The results indicated that the average scores of NLAI-P was 46.59. Currently, there was no unified standards to evaluate whether to have sufficient NL because of different NL assessment tools for different target population. In this study, the standards were set by referring to health literacy evaluation standard officially issued in China [
32]. The scores of <= 80% of total scores were considered as excellence, 60–80% rated as good, while scores below 60% regarded as poor. The results showed that only 3.9% of pregnant women reached the excellent level, indicating that inadequate NL was common among Chinese pregnant women, and the improvement of NL of pregnant women should not be ignored. Other studies using self-made questionnaires have also found that Chinese pregnant women had insufficient nutrition knowledge [
33,
34], although these questionnaires tended to only survey nutritional knowledge rather than comprehensive NL assessment tools. In knowledge dimension, 60% of pregnant women scored 60–80% of the total scores of dimensions, indicating that most pregnant women had a slight deficiency in nutrition knowledge, while in behavior dimension, nearly 78% (77.8%) of pregnant women scored below 60% of the total scores. That implied that the gap existed between knowledge and behavior. Additionally, it also indicated that simple detection of pregnant women’s nutrition-related knowledge level was not enough, and the investigation and monitoring of pregnant women’s nutrition-related behavior should also arouse considerable attention.
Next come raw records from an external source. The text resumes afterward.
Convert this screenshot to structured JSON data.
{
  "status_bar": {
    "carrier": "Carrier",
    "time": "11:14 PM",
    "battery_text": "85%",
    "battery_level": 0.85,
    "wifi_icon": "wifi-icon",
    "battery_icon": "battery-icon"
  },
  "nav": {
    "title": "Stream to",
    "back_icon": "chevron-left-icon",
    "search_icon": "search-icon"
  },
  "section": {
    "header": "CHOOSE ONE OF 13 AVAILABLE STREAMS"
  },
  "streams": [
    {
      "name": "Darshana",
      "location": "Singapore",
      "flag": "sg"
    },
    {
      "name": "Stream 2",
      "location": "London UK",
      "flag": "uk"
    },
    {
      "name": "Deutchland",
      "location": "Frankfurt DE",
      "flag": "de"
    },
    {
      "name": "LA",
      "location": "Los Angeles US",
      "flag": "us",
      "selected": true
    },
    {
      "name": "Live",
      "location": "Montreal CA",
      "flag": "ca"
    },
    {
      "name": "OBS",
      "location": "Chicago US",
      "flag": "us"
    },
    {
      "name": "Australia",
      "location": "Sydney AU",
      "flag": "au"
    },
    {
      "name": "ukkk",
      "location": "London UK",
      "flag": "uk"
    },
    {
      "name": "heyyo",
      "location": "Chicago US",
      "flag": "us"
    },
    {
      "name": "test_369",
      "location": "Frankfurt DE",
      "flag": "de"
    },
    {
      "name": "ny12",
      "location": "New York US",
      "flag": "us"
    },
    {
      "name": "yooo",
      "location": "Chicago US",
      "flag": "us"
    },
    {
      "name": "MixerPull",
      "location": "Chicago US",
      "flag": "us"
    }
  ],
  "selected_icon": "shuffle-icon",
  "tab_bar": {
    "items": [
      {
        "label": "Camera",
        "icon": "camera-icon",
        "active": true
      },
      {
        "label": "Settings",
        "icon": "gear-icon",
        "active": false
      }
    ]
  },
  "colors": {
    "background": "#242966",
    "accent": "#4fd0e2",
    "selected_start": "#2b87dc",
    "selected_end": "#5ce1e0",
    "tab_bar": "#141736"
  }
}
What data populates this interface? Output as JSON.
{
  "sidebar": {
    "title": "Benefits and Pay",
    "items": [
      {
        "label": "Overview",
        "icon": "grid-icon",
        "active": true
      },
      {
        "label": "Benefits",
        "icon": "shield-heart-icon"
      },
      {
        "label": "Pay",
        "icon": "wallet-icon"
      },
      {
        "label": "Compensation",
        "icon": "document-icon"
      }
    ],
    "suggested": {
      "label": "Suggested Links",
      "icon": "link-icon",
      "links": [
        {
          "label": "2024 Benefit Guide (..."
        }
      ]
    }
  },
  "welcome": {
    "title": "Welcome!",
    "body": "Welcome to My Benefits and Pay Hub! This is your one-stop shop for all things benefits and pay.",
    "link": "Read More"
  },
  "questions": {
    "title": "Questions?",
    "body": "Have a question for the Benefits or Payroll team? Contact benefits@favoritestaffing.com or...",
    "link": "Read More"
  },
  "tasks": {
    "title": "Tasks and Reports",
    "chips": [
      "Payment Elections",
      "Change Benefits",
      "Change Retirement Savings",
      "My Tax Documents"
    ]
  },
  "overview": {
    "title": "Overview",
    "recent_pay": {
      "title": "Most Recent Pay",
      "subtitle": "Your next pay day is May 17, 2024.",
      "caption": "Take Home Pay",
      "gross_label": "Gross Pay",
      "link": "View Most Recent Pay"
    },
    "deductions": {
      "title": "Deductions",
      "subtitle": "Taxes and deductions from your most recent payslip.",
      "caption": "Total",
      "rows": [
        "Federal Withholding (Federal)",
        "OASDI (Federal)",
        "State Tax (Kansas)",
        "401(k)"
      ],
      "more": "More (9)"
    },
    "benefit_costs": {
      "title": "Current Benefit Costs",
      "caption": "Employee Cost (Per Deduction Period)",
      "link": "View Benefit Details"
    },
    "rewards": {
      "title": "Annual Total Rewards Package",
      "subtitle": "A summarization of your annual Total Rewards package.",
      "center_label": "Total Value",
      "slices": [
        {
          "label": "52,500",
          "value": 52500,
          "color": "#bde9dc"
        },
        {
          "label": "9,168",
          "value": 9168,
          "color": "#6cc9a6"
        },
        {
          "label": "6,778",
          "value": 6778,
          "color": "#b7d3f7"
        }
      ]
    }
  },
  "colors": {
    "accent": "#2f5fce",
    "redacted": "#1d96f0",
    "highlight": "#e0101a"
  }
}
In the current study, age, occupation and education level came as the main factors affecting NL of pregnant women. Compared with those under 25 years old, the pregnant women in the older group had higher scores whether in overall NLAI-P or 3 dimensions, which might be related to young people’s lack of focus on nutrition-related knowledge, behavior and skills. Occupation was another influencing factor, and the scores of professional and technical personnel were the highest. It was considered that this population may have more access to NL related sources, and on the other hand, they tended to possess higher education level, which was supported by the positive correlation between education level and NLAI-P scores in our study. After adjusting the confounding factors, there still existed significantly positive association between education level and NLAI-P scores. In consistent with our findings, Portuguese adults with higher education were reported having higher levels of NL [
35]. Likewise, Zhang et al. also founded that well-educated people performed better in NL survey [
16]. The findings informed us that the propaganda and education on nutrition and health should be tailored to the education level of pregnant women, in order to achieve optimized intervention effects.
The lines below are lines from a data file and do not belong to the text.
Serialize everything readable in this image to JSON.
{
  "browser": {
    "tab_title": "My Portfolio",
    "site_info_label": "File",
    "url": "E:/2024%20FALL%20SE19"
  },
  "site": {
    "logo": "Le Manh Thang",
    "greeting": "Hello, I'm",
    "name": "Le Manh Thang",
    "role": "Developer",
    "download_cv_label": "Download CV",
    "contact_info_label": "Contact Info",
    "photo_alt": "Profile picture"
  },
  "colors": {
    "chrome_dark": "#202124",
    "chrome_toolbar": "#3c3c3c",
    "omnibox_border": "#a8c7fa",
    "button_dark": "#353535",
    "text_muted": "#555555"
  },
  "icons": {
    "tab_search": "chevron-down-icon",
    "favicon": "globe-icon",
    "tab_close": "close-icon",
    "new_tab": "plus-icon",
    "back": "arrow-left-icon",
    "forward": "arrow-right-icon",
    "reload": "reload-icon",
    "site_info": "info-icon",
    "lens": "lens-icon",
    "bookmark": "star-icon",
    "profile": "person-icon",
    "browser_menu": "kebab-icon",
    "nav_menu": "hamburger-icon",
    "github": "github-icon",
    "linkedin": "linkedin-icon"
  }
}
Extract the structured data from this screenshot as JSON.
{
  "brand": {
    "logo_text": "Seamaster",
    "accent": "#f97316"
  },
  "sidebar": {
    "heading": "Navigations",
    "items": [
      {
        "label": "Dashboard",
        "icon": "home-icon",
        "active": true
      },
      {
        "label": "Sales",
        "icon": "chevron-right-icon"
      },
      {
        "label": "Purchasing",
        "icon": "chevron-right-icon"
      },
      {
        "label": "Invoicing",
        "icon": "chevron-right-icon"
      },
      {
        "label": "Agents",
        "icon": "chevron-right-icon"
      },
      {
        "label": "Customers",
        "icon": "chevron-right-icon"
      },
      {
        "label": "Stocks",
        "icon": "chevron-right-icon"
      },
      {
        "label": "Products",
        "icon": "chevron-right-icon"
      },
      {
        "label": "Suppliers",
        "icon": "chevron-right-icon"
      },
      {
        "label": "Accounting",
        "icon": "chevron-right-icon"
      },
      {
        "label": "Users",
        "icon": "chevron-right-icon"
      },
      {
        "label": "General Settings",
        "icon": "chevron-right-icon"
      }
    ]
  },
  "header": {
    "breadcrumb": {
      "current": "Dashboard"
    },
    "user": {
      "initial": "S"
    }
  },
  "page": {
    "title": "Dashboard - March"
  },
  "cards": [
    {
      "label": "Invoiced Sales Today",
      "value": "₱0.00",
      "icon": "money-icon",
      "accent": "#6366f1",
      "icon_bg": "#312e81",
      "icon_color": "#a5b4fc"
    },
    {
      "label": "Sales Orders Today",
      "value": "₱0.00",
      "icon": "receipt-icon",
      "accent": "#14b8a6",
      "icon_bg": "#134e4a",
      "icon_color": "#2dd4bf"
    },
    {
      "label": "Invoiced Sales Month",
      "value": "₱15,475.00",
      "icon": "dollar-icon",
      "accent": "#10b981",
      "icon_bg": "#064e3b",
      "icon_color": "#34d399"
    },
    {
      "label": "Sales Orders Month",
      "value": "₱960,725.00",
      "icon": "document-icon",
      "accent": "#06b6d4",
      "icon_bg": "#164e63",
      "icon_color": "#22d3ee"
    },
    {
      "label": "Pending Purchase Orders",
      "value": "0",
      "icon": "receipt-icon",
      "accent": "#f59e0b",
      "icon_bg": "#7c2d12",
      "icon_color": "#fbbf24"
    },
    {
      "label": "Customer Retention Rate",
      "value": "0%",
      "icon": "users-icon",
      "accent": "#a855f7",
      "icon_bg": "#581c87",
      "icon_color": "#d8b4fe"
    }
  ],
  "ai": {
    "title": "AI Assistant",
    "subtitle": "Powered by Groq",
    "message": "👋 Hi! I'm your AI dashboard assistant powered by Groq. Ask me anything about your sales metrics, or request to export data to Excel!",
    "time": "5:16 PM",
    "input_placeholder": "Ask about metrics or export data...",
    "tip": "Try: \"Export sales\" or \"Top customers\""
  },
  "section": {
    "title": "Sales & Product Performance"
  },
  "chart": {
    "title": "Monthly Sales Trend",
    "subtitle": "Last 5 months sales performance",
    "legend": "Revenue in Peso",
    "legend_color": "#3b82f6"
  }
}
There are some advantages in our study. Firstly, it was the first instrument to evaluate the NL of Chinese pregnant women. We conducted the reliability and validity tests in a sufficiently large sample size and acquired desirable results. Secondly, we adopted the well-established theory as the basis of theoretical framework. At the same time, we extensively referred to the dietary guidelines issued by Chinese Nutrition Society and other reports, recommendations as well as guidelines published by WHO or other official organizations as the content basis, and were oriented by the main nutritional and health problems of Chinese pregnant women. Therefore, there were good grounds for us to state that NLAI-P was supported by the solid empirical and theoretical basis.
Undoubtedly, there were some limitations we acknowledged. The application of NLAI-P was restricted by the certain social and cultural environment, and whether it can be popularized in the world remains uncertain. Furthermore, there is still some room left for conducting research on the association between NL with pregnancy outcomes.